The concept of a right of first refusal would be a modest but important challenge to the absolute authority of owners to do whatever they please. It would maintain their right to choose when to leave the business, and to set a price at which they were willing to sell, but would take away their absolute right to shutter a viable company or sell it to an asset-stripping private equity firm. Owners who are closing or selling a business are moving on to something else. But their workers are left behind, and should therefore have priority in controlling the future of the business.

The Democracy Collaborative report proposes that companies being sold or closed would be held in escrow for a period of time. Workers would be given the right to choose a trustee, or have one appointed on their behalf, and would be made aware of how much they needed to pay to exercise the right of first refusal. They would then be given access to a range of new dedicated sources of capital for worker ownership transitions, including ones that would mandate repayment not in the form of money but instead by addressing social needs through production, changing company practices to be more environmentally sustainable, and/or rectifying legacies of discrimination or inequality in the workplace.

The workers’ trustee would prepare a proposal to purchase the company, and workers would vote by card check on whether to go forward with it. Depending on the firm, this might involve a contribution from the workers, but they would also be able to access a public sector loan with repayments based on income (so low-income workers would not have to pay until they were in a better financial position).
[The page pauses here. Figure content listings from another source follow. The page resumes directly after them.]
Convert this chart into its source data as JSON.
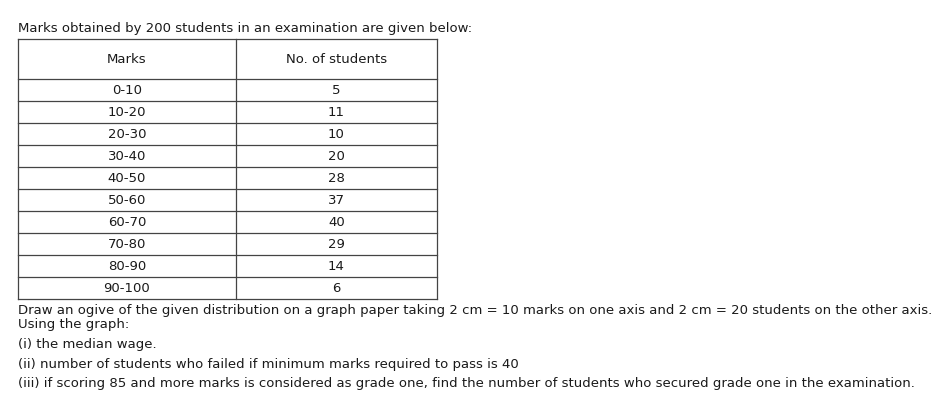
{
  "intro_text": "Marks obtained by 200 students in an examination are given below:",
  "col1_header": "Marks",
  "col2_header": "No. of students",
  "rows": [
    [
      "0-10",
      "5"
    ],
    [
      "10-20",
      "11"
    ],
    [
      "20-30",
      "10"
    ],
    [
      "30-40",
      "20"
    ],
    [
      "40-50",
      "28"
    ],
    [
      "50-60",
      "37"
    ],
    [
      "60-70",
      "40"
    ],
    [
      "70-80",
      "29"
    ],
    [
      "80-90",
      "14"
    ],
    [
      "90-100",
      "6"
    ]
  ],
  "bottom_texts": [
    "Draw an ogive of the given distribution on a graph paper taking 2 cm = 10 marks on one axis and 2 cm = 20 students on the other axis.",
    "Using the graph:",
    "",
    "(i) the median wage.",
    "",
    "(ii) number of students who failed if minimum marks required to pass is 40",
    "",
    "(iii) if scoring 85 and more marks is considered as grade one, find the number of students who secured grade one in the examination."
  ],
  "bg_color": "#ffffff",
  "text_color": "#1a1a1a",
  "table_border_color": "#444444",
  "font_size_intro": 9.5,
  "font_size_table": 9.5,
  "font_size_bottom": 9.5
}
This would be a change from the Marcora model in Italy, where workers have to pay for buyouts upfront using their accrued unemployment benefits — potentially causing extreme poverty in situations where the bought-out company fails and workers are left both unemployed and without a safety net.

Not that every company being sold or closed would be bought by workers. In some cases, workers might green light the new proposed ownership. In other cases, a closure might happen for entirely understandable reasons, and workers would decide that buying it out would be a waste of time and effort. But few in the US today would agree that every company stripped and shut down by vulture capitalists was doomed to that fate. Many profitable, viable, important companies have been destroyed that could have been saved, and many workers who may have wanted to save them were never given the chance.

Some might argue for preserving the status quo. But they are a small minority, and the burden is on them to explain why they don’t trust workers to own good, socially responsible, democratic businesses. There are thousands of workers across America who already own their companies as cooperatives. This policy would give millions more a right to join their ranks — whether to save their company, or because they think they could do a better job running it than a third-party buyer who might not have their best interests at heart.

“Right of first refusal” enjoys immense popular support, and politicians who endorse it could find a groundswell of approval from unlikely places — uniting workers of all races, genders, and parties behind a new economic right that gives them greater control over their futures. We call that freedom.